И, боже мой, каким слабым отражением этого поразительного сказа показался подлинный «Амок»!

Рассказ я слышу вечером. На закате, на верхней веранде той дачи в Немчиновке, где я в верхнем этаже работал с Агаджановой над сценарием «Пятого года», в нижнем — с Бабелем над сценарием… «Бени Крика»…

В перерывах объедаюсь мочеными яблоками, несущими аромат и прохладу из маленького ледника тут же в саду.

Почему «Беня Крик»?

Мой предприимчивый директор Капчинский полагал, что, работая в Одессе над южными эпизодами «Пятого года», я между делом сниму… «Беню Крика»[149]!

А в угловой беседке пили «зубровку» с Казимиром Малевичем, наезжавшим из города.

Упираясь кулаком в землю, он дивно рассказывал о монументальной потенции ослов.

Но, конечно, самыми удивительными были рассказы Бабеля.

И, черт его знает, на ловца и зверь бежит!

Кому же еще, как не Бабелю, встретить вечером по пути от станции Немчинов пост до дачи костер…

У костра — еврей…

у еврея виолончель…

Одинокий еврей играет на виолончели… у костра… в перелеске около станции Немчинов пост…

А потом Бабель рассказывает своими словами «Амок» и все стоит живое перед глазами: и ослепительная тропическая лунная ночь на палубе, и удивительная женщина, и аборт в грязной дыре предместья Калькутты, и трап, проваливающийся вместе с гробом в море, и ужасная грусть заштатного доктора, заброшенного в Индию.

Там же, между делом, кропаю «Базар похоти» и «загоняю» в Пролеткино под псевдонимом… Тарас Немчинов[150].

Немчинов — понятно.

А Тарас — в порядке протеста против того, что Гришка, родив сына, называет его Дугласом (ныне это долговязый лейтенант второй Отечественной войны), я настаиваю на Тарасе[151]!

История с «Марией» Бабеля.
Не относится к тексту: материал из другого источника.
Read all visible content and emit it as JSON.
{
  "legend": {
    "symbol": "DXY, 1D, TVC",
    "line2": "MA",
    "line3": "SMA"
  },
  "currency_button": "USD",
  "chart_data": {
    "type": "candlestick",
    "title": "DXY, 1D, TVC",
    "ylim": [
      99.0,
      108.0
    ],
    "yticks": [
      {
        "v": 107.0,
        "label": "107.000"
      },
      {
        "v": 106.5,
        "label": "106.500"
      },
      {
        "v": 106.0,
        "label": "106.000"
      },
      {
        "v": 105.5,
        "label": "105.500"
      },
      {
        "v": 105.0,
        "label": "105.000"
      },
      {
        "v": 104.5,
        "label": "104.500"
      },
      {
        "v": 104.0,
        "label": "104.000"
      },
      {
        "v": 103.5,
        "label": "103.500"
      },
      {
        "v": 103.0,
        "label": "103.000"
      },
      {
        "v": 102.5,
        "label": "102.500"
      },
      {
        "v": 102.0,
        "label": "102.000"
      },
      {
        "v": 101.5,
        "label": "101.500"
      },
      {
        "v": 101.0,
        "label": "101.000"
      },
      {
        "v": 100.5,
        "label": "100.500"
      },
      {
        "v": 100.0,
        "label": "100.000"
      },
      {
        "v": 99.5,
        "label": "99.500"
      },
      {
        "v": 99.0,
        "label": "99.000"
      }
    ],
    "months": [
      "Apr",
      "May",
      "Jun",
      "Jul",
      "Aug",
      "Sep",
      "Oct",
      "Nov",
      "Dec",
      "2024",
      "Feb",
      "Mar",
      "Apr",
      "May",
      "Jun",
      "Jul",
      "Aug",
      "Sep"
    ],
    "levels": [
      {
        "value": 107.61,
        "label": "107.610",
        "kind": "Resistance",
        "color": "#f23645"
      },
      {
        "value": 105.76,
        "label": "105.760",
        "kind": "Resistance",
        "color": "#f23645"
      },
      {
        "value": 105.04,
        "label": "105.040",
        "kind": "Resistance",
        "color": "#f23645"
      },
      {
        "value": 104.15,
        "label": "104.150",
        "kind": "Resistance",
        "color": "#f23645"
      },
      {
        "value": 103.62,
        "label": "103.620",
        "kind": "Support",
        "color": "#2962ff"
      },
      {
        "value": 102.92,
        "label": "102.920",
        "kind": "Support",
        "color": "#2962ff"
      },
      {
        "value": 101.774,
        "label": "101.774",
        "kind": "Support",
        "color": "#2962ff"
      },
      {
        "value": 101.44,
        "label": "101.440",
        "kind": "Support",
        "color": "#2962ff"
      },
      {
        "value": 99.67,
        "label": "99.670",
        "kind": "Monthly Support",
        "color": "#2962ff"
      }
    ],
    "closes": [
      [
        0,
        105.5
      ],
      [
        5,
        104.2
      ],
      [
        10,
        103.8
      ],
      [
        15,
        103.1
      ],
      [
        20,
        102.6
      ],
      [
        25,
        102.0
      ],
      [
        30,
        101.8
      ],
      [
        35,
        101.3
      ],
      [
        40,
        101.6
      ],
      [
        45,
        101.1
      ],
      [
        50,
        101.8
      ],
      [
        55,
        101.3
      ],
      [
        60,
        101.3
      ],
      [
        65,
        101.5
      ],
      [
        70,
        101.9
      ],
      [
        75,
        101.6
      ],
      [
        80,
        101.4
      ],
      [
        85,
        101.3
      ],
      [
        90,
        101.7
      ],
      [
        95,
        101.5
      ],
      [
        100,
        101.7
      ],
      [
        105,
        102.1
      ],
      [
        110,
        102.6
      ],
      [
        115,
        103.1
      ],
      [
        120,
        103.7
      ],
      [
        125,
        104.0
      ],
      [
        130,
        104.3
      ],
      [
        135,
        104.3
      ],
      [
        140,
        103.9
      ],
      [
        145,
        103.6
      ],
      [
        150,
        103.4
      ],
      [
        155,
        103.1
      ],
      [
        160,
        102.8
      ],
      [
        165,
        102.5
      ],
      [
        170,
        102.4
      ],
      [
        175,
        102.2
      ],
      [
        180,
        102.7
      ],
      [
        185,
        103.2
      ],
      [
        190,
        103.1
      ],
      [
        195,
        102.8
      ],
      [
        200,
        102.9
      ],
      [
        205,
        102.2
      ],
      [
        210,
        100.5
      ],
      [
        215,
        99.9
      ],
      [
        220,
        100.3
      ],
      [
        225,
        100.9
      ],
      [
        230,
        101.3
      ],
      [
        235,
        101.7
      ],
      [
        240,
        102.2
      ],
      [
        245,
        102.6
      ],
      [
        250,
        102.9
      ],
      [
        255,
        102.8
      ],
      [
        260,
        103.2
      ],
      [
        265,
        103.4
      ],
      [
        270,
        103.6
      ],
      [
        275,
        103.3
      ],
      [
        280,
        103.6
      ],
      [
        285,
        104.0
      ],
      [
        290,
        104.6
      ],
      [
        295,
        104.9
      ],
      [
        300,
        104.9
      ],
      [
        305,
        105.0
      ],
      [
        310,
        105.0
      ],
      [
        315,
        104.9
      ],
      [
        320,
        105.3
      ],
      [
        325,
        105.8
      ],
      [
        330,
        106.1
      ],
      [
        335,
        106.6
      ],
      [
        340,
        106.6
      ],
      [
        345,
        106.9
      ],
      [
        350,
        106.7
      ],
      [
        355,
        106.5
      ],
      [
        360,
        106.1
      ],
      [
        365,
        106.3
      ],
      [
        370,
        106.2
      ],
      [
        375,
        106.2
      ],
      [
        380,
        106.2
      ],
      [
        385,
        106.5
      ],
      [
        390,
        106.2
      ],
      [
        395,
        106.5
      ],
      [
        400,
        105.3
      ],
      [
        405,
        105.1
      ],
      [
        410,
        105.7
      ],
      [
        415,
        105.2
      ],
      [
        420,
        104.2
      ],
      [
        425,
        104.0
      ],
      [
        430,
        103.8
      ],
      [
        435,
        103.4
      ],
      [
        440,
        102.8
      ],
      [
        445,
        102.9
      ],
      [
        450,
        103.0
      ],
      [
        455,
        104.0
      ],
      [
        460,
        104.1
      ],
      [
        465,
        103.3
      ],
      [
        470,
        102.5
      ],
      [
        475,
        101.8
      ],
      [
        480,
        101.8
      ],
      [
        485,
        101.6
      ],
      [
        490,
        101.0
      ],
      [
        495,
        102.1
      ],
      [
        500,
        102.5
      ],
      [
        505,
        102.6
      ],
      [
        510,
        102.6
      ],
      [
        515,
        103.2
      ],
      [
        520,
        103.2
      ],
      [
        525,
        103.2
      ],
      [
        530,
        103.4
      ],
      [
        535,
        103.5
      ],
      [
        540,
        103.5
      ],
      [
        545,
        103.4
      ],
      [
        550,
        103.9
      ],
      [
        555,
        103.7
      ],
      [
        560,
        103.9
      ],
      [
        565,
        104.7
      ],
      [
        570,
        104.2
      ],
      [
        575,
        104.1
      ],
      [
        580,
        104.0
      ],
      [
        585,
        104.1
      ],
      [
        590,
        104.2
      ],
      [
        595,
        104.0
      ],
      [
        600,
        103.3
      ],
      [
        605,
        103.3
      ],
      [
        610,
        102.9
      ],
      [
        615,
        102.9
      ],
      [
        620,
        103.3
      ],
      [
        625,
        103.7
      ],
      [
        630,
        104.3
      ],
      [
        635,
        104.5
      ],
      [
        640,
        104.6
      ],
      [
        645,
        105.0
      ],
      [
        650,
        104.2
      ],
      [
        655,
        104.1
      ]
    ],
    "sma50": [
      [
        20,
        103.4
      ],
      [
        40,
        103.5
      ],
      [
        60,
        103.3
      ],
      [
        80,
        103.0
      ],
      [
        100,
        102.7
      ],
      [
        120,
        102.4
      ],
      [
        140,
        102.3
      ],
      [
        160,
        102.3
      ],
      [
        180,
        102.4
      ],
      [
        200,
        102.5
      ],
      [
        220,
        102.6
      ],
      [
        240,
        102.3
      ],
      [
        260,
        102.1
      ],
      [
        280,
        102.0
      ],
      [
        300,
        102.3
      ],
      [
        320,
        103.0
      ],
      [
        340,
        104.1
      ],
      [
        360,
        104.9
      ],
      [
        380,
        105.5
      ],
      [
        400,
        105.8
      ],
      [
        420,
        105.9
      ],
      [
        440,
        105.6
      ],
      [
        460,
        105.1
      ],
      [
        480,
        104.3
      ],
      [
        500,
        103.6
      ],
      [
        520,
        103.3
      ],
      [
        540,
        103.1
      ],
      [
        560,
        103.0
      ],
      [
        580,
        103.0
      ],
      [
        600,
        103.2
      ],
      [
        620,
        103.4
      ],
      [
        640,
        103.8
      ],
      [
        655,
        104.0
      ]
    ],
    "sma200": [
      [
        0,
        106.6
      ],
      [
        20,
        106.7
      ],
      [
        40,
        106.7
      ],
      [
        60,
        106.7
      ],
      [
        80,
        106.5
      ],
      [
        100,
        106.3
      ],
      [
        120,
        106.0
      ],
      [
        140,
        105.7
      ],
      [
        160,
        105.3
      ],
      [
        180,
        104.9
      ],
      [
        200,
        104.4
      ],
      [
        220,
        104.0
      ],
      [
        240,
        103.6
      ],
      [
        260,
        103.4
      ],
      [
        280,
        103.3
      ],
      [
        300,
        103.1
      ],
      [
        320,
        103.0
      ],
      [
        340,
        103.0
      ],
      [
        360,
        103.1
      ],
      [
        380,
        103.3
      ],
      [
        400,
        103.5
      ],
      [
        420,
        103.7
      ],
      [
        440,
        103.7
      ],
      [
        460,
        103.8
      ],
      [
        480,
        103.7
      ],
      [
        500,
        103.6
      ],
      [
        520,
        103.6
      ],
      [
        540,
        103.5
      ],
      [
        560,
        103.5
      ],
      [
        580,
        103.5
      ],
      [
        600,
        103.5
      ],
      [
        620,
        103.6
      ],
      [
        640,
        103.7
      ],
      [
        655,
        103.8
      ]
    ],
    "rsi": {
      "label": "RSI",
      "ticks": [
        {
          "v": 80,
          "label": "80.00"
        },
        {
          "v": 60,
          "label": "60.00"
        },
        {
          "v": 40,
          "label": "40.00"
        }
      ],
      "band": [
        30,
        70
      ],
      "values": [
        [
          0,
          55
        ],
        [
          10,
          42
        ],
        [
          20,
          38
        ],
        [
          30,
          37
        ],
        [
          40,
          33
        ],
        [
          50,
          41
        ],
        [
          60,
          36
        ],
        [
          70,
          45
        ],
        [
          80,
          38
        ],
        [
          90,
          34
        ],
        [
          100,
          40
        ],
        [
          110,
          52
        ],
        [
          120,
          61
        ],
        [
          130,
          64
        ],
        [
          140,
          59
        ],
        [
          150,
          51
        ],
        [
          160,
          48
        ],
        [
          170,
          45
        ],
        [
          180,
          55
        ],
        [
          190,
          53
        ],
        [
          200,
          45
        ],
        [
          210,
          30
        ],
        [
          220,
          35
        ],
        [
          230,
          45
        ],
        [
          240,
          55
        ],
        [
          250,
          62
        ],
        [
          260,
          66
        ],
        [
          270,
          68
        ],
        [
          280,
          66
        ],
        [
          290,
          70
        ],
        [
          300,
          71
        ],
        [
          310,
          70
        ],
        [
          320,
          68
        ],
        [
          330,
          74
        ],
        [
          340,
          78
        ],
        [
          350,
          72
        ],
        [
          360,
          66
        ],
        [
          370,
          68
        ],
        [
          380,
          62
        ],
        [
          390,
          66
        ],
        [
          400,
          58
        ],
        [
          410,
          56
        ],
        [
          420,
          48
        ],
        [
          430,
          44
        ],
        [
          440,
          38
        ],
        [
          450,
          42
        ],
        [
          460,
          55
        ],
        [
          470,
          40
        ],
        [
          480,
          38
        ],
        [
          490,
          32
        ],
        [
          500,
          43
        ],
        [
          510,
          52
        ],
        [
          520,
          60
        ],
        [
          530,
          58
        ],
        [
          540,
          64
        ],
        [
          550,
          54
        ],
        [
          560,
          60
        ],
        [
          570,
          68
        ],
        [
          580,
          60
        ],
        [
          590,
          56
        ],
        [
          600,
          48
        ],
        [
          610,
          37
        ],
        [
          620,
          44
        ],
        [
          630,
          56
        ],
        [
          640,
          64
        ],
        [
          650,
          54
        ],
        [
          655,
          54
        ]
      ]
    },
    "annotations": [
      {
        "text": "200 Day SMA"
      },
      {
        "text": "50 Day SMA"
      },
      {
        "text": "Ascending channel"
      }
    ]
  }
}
Мы никогда не сказали друг другу ни слова о ней. Но это было значительно позже[152].

А здесь, на даче в Немчиновке, я впервые узнал от него о Стефане Цвейге.

Потом получил от него письмо о работе над «Фуше».

Потом приглашение встретиться в Вене и вместе посетить Зигмунда Фрейда.

Приехать не удалось.

Больше не встречались.

Потеряли друг друга из виду.

В сорок втором году он покончил самоубийством в Бразилии.

Вместе с женой, открыв газовый рожок.

Эрнст Толлер повесился в 19[39] году.

Толлера встретил впервые в 1929 году в Берлине.

«Человек-масса» меня никогда не увлекал.

Зато «Эугена несчастного» считаю за великое произведение.

Толлера тоже смутил, [как и Цвейга].

Принимал он меня в своих маленьких, чистеньких и чуть-чуть по-дамски слащавых комнатках.

Широким жестом: «Берите любое на память».

Что взять? Ничего не взять — обидеть…

На стене два ранних литографированных Домье — не очень хороших — в узеньких золоченых рамочках.